Paper Crafting: Making & Utilizing Rosette Forms

Once again, necessity is the mother of invention. When crafting rosettes as product prototypes, I would often find that the unique paper I wanted to use was in short supply as well as the fact that I am a very frugal crafter and can hardly stand to use more material than I have to for any project. And so, I developed homemade rosette forms. With a form, you can use the same length of paper and create various sizes of rosettes, like the two below that were crafted using identical size paper strips.

Just as important as maximizing your papers, using forms also makes for more perfectly shaped rounds and the inner circle area of the finished rosettes, should you be leaving that area exposed when crafting a small wreath shape, for example.

Before making forms, I was using everything from vintage Tupperware hamburger patty containers (so great if you can find them), sauce pans, and any other flat bottom/straight sided round container in my house. But it occurred to me that I could actually make my own and make them to the sizes I wanted, and so my custom rosette forms were born. These forms are also shared in my upcoming book, Rosette Art, but here on my blog I am able to give a bit more information and imagery.

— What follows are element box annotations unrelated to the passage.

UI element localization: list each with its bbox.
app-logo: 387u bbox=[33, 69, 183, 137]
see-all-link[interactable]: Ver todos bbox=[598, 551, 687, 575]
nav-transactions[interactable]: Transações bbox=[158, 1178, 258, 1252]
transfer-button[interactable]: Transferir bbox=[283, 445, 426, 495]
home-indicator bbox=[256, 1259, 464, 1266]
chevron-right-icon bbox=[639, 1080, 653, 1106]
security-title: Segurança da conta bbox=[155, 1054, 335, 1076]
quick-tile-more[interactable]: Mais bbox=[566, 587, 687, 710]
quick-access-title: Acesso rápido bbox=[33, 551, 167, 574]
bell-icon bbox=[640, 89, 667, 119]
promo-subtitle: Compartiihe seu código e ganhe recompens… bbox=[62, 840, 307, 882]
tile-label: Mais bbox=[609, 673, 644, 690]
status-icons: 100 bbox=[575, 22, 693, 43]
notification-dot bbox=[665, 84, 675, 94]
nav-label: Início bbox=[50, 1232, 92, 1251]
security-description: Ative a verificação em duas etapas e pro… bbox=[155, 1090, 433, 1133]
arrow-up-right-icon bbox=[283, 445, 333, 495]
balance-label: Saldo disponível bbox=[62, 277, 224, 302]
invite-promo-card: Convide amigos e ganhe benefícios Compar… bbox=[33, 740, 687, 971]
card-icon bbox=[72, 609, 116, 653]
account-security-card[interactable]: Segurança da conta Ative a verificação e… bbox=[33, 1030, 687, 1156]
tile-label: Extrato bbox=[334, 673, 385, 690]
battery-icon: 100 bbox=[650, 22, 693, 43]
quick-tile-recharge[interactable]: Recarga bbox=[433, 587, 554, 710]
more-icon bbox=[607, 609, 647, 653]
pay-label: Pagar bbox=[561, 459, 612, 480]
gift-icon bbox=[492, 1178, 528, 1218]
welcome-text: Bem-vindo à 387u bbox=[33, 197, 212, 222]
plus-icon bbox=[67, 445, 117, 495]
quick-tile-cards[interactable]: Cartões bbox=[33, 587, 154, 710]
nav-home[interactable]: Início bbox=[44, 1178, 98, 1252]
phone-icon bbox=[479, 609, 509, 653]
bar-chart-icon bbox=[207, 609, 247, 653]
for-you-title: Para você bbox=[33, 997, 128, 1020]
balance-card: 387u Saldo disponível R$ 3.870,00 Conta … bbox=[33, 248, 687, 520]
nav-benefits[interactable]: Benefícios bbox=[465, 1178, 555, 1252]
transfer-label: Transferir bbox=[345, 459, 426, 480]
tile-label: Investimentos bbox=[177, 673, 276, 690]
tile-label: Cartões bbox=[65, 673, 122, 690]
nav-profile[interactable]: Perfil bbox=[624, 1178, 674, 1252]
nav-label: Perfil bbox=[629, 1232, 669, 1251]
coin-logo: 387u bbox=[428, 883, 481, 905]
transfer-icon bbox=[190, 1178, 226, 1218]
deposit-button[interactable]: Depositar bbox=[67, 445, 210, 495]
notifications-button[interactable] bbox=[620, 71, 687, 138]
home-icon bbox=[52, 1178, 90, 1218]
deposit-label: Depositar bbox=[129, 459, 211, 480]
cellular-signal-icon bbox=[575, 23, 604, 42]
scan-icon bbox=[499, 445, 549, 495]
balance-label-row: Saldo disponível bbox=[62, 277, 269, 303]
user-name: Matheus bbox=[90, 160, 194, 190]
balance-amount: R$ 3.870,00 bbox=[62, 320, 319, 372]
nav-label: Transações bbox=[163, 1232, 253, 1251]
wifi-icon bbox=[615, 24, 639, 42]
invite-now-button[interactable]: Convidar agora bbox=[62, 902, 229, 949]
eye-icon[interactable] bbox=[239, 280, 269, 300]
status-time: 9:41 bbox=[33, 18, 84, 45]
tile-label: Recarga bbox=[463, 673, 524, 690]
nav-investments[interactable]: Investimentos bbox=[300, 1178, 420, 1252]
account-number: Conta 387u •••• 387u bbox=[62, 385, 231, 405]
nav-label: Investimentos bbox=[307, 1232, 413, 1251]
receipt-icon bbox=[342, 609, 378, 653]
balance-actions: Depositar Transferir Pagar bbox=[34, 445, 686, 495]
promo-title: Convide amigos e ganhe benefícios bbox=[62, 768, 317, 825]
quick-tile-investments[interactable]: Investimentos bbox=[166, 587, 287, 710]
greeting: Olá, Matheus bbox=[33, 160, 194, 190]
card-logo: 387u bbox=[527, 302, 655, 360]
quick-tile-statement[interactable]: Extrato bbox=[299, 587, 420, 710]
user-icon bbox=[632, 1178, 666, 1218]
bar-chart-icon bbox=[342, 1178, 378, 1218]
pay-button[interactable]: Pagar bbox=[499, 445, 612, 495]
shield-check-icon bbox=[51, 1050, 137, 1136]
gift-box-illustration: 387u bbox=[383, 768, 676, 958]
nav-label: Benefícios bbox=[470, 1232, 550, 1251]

To make the forms, purchase inexpensive embroidery hoops of various sizes from 4 to 8 inches. These usually cost under $2 each.

Removed the outer rings and used only the inner rings for the forms.

Cut heavy chip board intoto 8-inches squares for mounting the hoops. You can also use foam core or cardboard.With a glue gun and hot glue, add small dots along the rim of a hoop,

and mount to the center of the board. Using too much hot glue may cause puddles to dry into the ring form and may affect your rosette shapes. Continue assembling the remaining hoops and boards.Mark the size on each board with a marker, rubber stamps or number stickers.To make smaller form sizes, use smaller embroidery hoops or the center ring of rolls of tape such as masking tape and craft tape.

Using Rosette Forms

Here is an example of how a rosette form can be used to save paper and create large rosettes. I trimmed two identical strips of vintage shelf paper edging. You may need to experiment with scrap paper to determine the best width paper strips for your projects as there is hard-set formula for width, length and final rosette diameter. In my opinion, it comes down to final effect preference. However, if your paper strip is too short, you may be unable to collapse the final rosette into shape and can tear your precious paper along the folds. TIP: The narrower the paper strip, the more expandable it is.

I scored each paper strip with a stylus on a scoring board and accordion folded each.

With paper adhesive, I glued each strip into a round. I punched out circles for each rosette from heavy cardstock and placed one on a non-form surface and the other in the center of a rosette form. I placed the folded paper rounds over the cardstock circles.I made a pool of hot glue with the glue gun on the smaller cardstock circle and collapsed the paper round over it, pressing the entire piece inward toward the center and holding until the glue cooled. For the larger rosette, I placed hot glue around the outer area of the cardstock circle and collapsed that paper round over it, allowing the paper to expand to the inner wall of the rosette form and holding in place until the glue cooled.

This can also be achieved, by collapsing the folded paper rounds inside out and adding glue to the center areas from the backside before pressing a cardstock circle onto it and holding in place until the glue cools.Cover glue areas with another rosette or centerpiece. If you are crafting a wreath with an open center, craft a heavy cardstock circle nearly as large as the final rosette with an area cut from the center that is large enough so as not to show through the final rosette center. Heavy cardstock backing may necessary for wreath shape rosettes to keep the rosette from curling in on itself unless the wreath will be ultimately adhered to another surface, such as a greeting card like the Chevron Wreath from Paper-Source. Utilizing rosette forms will keep your wreaths perfectly circular along the outer and inner edges.